Usefulness versus Faithfulness

There are times when I question how useful I am being. Does my presence make any significant difference to a situation? Yesterday afternoon on the Street Pastors stall was a case in point. For over four hours the only conversations I had of any significance were with people I already knew, and there were great wodges of time when I was just hanging around trying to look approachable. Given that I have too little time in my life (I'm convinced God has only given me about 20 hours in the day when he gives most people 24) it's frustrating if I can't see any obvious impact that I'm having.

Then I remember the old adage that I am merely called to be faithful and the results I should leave to God. But that doesn't satisfy me. Not completely anyway. Because I wonder what counts as being faithful.

The honest truth is that I didn't feel particularly frustrated about yesterday afternoon because my concern was not "am I being useful?" I was more concerned, as I usually am, with the question "is this the kind of thing that people expect ministers to be doing with their time?" In other words, I am less bothered about wasting time fruitlessly than about people getting the impression that I'm wasting time fruitlessly.

Being faithful may not lead to obvious or immediate results, but it does require making some effort in that direction. Being faithful means consciously aiming to be the kind of person God wants me to be and to do the kind of things God wants me to do. This is why I feel unfulfilled. Because I drift through the day hoping I can get away with just enough to assuage any personal guilt in myself and create a positive impression in others.

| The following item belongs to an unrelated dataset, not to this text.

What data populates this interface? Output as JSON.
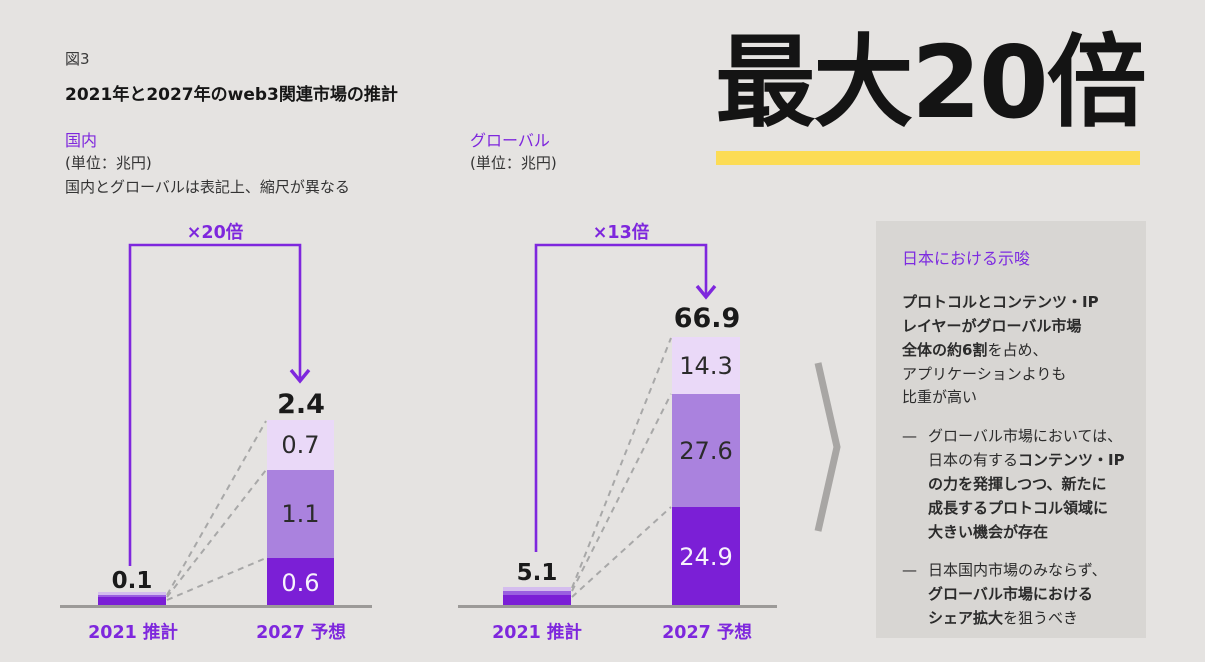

These were my thoughts at the outset of the day. I then resolved to spend my time in conscious consideration of others and their needs. Did I manage it? Largely, yes. After the parade service (which included the congregation acting as a 'Greek chorus' during a sketch, children hunting for jigsaw pieces and fifty party poppers being set off at once), I didn't slip into my usually chatty mode, but listened more than usual and engaged in a few useful conversations. Out for lunch I tried to be circumspect in my contribution to the friendly banter. At least twice I altered my immediate plans to fit in with other family members. I wasn't too impressed with my evening sermon, but I tried to mitigate the deep intellectual meanderings by holding in mind the needs and expectations of the few who gathered.

As a result I'm not sure how useful I've been today, but I've had a decent stab at being faithful.